The luxury boutiques of Hong Kong’s Tsim Shai Tsui district are so mobbed with vacationing Chinese customers that store owners have put up red velvet ropes to control the crowds. Pro-democracy protesters saw it as a perfect spot to spread the word to their mainland brethren.
But instead of support, many of the young demonstrators got an earful Wednesday from grumpy tourists who appeared more intent on shopping than talking about democracy. Some complained that Hong Kong already enjoys more freedom than the rest of the country.
“What you kids are doing is meaningless! You are too idealistic!” a woman in her late 50s shouted at the students who are conducting sit-ins in the tony neighborhood.
“What they’re doing is quite selfish and doesn’t make them look good,” added Selena Lau, 45, who was visiting from Guangzhou.
The students have been boycotting classes since early last week, and more protesters of all ages have since joined huge street demonstrations calling for genuine democratic reforms in the semiautonomous enclave. Police dispersed them with tear gas Sunday, but they regrouped and spread to several other neighborhoods.
No images of the protests have been shown in China’s state-run media on the mainland, where a 1989 pro-democracy movement was crushed in a brutal crackdown in Beijing’s Tiananmen Square and has not been tolerated since.
The media blackout prompted some student demonstrators to spread their message in the Tsim Shau Tsui district Wednesday, the start of a seven-day holiday on the mainland.
The group was hoping to “get the attention of the mainland tourists … who may not have heard anything about what is happening in Hong Kong,” said Serena Chan, a 17-year-old student at Hong Kong University.
About 200 people, mostly students, had gathered by afternoon, setting up a blue tarp and sitting cross-legged. Entrances to the district’s boutiques offering brands such as Louis Vuitton and Gucci remained unobstructed.
“I do support democracy, but not when protesters are blocking the streets and inconveniencing everyone,” Lau said. “The government has some responsibility, too. They should try to negotiate with the protesters and have some dialogue.”
Lau noted that many parts of the world don’t have democracy, and that Hong Kong has more liberty than the rest of China.

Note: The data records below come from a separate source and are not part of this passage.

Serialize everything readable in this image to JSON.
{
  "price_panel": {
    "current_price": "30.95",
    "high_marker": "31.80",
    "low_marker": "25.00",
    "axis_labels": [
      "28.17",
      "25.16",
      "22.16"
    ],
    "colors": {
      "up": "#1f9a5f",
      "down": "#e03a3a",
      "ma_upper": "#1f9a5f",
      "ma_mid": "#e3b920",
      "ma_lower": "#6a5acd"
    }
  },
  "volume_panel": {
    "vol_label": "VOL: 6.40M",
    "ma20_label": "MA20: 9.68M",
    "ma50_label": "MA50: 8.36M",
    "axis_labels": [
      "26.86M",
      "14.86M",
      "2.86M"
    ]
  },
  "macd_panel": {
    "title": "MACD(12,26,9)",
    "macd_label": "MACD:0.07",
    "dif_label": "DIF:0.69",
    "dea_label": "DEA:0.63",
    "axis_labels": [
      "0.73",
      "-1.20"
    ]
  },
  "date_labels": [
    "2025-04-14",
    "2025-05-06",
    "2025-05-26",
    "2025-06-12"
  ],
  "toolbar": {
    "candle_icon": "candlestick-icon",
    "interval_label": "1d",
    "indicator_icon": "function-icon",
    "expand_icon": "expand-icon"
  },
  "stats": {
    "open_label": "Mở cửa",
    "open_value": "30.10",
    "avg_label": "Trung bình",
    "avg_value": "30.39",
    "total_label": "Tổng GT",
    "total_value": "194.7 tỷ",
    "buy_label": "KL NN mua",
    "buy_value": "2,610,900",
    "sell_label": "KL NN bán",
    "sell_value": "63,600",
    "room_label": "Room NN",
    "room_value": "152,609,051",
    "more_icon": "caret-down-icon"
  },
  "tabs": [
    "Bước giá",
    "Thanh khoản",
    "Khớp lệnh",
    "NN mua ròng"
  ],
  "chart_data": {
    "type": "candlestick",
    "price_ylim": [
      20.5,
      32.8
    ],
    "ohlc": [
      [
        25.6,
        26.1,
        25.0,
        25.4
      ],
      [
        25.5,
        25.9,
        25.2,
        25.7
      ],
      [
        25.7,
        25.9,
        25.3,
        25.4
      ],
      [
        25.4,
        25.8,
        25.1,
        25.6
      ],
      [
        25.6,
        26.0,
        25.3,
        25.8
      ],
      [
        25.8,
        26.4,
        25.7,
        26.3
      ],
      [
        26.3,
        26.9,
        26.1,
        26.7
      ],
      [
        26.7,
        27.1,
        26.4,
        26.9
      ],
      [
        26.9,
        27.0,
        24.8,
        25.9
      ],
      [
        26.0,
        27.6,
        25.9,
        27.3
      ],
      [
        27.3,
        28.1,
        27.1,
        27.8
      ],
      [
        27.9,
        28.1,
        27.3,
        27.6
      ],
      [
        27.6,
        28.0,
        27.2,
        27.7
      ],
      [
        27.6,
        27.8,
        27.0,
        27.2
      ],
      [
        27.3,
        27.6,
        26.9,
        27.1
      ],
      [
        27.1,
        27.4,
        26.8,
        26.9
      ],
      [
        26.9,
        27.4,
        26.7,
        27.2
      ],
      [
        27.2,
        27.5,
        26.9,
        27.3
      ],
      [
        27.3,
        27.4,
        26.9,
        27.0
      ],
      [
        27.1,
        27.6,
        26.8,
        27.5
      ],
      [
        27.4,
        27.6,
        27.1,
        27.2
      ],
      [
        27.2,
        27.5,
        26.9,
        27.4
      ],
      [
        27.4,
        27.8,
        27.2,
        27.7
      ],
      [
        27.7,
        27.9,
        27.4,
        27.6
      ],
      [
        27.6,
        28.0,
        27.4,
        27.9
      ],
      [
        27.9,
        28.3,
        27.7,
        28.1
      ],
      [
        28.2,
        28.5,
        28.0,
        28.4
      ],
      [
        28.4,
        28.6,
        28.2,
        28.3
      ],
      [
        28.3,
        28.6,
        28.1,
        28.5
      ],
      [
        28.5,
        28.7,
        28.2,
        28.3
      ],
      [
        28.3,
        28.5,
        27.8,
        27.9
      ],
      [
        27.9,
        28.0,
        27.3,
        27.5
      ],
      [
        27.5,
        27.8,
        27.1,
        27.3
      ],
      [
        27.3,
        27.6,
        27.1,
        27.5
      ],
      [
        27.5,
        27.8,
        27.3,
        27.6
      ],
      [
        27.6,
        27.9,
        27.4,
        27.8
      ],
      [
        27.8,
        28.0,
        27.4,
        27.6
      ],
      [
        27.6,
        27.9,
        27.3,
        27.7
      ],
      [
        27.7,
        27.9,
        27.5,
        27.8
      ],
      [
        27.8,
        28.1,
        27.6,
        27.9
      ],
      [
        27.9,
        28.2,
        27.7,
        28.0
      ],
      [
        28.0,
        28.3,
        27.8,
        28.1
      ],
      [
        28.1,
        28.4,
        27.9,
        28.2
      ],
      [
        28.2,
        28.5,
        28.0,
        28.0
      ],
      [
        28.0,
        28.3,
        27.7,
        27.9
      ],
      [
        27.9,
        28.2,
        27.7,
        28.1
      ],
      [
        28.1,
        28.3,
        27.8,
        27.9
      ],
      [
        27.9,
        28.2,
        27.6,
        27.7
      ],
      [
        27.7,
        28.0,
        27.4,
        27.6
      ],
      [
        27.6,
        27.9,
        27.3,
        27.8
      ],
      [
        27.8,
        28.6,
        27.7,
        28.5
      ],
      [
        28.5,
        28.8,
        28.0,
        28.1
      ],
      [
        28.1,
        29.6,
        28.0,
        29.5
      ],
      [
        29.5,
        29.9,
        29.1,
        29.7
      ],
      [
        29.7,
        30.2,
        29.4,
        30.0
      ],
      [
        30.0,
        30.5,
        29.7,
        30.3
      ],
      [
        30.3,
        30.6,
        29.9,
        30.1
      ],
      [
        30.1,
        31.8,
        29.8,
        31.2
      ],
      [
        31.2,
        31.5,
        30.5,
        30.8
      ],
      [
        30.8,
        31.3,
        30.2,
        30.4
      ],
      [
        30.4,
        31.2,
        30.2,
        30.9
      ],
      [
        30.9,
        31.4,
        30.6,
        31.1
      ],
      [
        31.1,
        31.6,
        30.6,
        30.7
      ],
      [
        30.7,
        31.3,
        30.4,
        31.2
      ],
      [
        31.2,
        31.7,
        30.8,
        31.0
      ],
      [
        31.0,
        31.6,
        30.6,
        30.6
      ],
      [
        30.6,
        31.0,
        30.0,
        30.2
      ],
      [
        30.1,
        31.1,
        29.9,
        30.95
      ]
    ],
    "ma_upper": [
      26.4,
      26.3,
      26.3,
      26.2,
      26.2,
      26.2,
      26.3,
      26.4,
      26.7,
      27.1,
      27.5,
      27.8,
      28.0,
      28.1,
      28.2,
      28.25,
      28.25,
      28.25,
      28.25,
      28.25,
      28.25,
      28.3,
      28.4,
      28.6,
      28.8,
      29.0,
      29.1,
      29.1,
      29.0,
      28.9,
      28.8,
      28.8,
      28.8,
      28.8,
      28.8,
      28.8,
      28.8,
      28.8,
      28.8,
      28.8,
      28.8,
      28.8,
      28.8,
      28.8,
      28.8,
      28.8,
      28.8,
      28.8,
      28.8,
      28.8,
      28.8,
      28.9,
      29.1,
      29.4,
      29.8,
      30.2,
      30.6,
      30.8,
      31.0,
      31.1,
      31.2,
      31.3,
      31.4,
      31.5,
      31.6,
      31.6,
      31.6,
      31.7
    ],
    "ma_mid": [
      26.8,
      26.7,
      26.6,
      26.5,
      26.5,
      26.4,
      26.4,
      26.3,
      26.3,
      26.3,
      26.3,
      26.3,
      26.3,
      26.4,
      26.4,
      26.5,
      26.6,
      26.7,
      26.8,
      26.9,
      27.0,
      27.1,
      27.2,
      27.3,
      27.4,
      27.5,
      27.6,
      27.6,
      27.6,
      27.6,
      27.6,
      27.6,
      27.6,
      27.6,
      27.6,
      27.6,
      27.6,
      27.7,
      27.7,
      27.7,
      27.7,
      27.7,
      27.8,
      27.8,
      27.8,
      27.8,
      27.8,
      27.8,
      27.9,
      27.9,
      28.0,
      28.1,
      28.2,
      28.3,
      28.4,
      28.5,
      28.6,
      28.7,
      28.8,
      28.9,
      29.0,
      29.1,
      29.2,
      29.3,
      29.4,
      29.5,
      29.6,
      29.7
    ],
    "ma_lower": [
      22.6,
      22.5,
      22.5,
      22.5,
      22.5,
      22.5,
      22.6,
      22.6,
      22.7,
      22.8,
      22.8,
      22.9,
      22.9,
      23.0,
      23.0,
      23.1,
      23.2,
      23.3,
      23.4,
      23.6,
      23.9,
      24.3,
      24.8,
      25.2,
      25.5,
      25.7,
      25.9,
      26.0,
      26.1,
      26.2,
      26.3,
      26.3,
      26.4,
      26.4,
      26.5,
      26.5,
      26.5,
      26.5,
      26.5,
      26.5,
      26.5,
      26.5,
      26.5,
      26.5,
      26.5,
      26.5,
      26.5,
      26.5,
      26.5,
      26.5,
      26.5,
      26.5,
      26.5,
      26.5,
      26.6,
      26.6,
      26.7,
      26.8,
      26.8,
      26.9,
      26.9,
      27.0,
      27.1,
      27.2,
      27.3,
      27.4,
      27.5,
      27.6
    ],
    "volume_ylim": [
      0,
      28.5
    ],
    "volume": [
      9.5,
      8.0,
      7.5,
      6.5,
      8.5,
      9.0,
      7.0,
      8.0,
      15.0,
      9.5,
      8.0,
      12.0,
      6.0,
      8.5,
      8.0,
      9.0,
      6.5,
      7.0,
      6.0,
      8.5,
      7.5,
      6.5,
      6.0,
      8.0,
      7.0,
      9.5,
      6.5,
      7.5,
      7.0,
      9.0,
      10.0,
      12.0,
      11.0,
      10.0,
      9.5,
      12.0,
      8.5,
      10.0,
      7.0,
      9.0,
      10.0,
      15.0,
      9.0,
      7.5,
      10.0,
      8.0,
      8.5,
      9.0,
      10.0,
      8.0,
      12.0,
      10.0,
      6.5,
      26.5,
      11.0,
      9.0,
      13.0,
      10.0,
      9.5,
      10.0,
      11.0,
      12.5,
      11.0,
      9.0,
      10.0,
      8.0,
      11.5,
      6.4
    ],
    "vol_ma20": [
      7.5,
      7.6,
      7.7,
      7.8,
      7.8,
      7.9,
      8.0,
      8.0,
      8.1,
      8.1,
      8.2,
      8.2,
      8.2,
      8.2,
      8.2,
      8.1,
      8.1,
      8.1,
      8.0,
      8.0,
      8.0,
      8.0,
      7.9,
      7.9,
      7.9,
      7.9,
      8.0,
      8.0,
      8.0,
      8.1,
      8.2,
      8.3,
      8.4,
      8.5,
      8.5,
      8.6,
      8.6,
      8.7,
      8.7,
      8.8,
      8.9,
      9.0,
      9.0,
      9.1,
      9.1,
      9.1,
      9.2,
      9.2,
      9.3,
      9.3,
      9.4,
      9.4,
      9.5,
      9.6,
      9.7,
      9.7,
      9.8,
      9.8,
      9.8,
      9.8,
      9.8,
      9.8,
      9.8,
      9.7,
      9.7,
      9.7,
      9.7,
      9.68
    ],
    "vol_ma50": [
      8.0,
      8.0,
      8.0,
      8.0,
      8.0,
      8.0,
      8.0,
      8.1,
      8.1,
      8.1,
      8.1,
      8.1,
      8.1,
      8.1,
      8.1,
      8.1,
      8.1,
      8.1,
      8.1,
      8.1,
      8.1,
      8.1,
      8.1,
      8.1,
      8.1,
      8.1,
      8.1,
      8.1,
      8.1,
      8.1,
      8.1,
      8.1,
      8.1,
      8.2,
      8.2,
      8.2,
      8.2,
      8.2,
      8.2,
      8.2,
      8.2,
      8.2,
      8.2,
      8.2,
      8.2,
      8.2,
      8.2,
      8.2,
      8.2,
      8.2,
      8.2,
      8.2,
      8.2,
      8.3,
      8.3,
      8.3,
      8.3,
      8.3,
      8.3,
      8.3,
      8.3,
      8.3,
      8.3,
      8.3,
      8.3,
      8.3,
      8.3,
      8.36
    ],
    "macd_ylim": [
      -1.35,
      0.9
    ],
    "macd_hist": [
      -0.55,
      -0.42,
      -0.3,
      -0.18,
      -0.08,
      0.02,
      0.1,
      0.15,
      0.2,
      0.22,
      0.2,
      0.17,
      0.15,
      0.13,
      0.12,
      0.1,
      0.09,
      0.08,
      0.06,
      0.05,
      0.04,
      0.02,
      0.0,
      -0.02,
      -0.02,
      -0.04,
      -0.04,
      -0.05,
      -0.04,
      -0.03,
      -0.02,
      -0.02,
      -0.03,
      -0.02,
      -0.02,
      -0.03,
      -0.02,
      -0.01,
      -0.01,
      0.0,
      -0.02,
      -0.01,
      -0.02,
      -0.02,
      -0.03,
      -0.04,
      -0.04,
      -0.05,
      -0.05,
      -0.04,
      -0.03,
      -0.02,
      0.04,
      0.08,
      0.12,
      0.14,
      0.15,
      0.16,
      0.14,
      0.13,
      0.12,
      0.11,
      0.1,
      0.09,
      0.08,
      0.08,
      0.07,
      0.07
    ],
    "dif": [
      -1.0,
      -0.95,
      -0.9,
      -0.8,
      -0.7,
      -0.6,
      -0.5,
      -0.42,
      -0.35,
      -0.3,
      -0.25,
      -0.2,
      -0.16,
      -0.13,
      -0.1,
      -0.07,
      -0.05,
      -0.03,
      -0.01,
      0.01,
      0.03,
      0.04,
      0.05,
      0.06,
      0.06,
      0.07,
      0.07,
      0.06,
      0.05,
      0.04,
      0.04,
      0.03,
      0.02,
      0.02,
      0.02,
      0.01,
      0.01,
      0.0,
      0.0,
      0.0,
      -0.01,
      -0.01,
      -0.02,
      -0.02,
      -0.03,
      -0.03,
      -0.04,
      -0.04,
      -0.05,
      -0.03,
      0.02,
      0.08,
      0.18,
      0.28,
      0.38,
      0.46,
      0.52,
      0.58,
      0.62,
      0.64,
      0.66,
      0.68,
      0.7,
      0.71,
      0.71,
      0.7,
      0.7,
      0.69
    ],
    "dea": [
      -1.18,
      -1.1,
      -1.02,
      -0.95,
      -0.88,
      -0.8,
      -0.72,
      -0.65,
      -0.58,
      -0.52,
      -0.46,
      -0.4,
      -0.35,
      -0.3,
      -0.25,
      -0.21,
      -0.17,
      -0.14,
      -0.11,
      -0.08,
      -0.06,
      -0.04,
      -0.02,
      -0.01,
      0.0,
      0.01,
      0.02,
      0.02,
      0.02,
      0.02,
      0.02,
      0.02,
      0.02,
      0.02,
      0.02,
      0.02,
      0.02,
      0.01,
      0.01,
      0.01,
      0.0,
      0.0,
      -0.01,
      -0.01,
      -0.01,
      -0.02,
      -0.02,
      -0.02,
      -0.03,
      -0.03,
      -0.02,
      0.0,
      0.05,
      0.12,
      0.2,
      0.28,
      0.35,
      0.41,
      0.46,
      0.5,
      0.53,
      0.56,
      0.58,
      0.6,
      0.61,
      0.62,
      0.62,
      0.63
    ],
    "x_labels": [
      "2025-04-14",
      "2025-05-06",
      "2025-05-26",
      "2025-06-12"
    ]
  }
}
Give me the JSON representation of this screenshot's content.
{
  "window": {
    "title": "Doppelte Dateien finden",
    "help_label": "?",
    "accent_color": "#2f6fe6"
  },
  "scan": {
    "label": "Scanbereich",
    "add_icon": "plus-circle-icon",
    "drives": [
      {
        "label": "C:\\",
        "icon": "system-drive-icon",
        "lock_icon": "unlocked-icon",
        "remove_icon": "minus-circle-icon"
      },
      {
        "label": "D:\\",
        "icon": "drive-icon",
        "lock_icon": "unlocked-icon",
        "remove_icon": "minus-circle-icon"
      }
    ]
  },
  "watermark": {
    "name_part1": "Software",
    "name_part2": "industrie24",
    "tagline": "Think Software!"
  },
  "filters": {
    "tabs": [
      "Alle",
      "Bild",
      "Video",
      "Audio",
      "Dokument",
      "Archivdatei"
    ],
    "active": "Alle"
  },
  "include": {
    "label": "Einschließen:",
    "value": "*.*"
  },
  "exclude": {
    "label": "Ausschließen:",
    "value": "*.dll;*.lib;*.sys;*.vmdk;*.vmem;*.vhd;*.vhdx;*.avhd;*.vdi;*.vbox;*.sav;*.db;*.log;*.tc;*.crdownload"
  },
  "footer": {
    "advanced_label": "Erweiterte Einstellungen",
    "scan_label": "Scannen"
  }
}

“People in Hong Kong are already so lucky, and they should just work hard to make better lives for themselves,” she said. “That’s what people in mainland China do. We just think that if we work hard, we fend for ourselves; we don’t make demands of the government.”
Hong Kong and the mainland have long had an uneasy relationship, with residents of the former British colony seeing themselves as urbane and cosmopolitan, while viewing mainlanders as uneducated and ill-mannered.
When China took over Hong Kong in 1997, it negotiated a “one country, two systems” arrangement that ensured the territory would retain its Western-style civil liberties, and promised eventual universal suffrage. Beijing’s recent decision to impose a screening process for candidates in the territory’s first direct election in 2017 was seen by many in Hong Kong as reneging on that promise, prompting the protests.
“Would Hong Kong people really prefer to be a colony of Britain than be a part of China?” asked a 45-year-old man from Heilongjiang province who gave only his surname, Chen.
He spoke initially with a reporter but gradually raised his voice to address his comments to the nearby protesters.
“People just need to have good livelihoods; the other things don’t matter,” Chen said.
Eric Tang, a 32-year-old protester, said tourists from other countries were more sympathetic to their cause.
“The Chinese people who come to this area tend to be the privileged and the wealthy who benefit from the undemocratic system in China,” he said. “I don’t think we’re going to have much success trying to change their thinking.”
Some people on the mainland, however, have shared information and expressed support for the protests by circumventing the tough censorship on social media, often via cellphone messaging services.
One visitor, Lam Hong from Shenzhen, said he was joining the pro-democracy rallies.
“I hadn’t seen any news about protests in Hong Kong before arriving this morning to visit friends,” said the 43-year-old small business owner. “I joined in because I support what Hong Kongers are trying to do and why they’re angry. There’s supposed to be ‘one country, two systems.'”
Lam added: “With police treating protesters like they did, it seems as if Hong Kong is already the same as China.”
Associated Press writer Ian Mader in Beijing contributed to this report.